Edit: The above approach of using self_cell does incur some overhead when the buf needs to be modified and the InputReaderInternals struct re-created for the mutable access. This has the overhead that a self_cell-based struct includes some memory allocation. Thus the code above probably serves more of an illustrative example and the index-based solution seems more lightweight… and more straightforward, anyways.

1 Like

The code examples above also fix 2 bugs:

this would have gotten self.iterator.next() evaluate to Some(next_item), left the upper while, then called .next() again and thus skipped one item.
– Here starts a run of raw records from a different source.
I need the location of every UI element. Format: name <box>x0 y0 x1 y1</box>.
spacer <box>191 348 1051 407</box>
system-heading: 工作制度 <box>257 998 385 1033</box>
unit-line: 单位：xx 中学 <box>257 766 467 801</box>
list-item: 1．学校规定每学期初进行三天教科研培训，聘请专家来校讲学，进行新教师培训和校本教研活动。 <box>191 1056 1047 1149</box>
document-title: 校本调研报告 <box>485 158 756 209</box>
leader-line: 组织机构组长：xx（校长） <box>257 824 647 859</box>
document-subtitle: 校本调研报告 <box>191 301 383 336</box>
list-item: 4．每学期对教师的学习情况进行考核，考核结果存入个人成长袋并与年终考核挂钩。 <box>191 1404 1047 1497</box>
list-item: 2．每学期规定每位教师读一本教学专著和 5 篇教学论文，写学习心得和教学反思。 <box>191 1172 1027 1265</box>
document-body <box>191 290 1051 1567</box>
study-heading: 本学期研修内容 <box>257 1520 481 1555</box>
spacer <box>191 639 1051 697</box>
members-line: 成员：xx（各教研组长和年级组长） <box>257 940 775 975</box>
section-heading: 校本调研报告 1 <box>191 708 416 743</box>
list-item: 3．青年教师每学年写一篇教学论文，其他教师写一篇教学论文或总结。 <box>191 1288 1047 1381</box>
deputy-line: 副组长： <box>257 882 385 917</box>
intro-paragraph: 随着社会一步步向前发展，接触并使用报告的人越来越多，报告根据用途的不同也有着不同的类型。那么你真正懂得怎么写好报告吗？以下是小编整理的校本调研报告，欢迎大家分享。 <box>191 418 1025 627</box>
It’s fixed by using a single loop with match, so that the Some case is directly handled.

This would have appended more input to buf, then re-created the iterator to start from the very beginning of buf so that everything that was already processed is processed again.

This is fixed by calling buf.clear().

1 Like

Another option is to build on top of the language's support for self-reference inside async. I hear that genawaiter is a library that does that (and lets you define iterators that way); I haven't yet used it myself.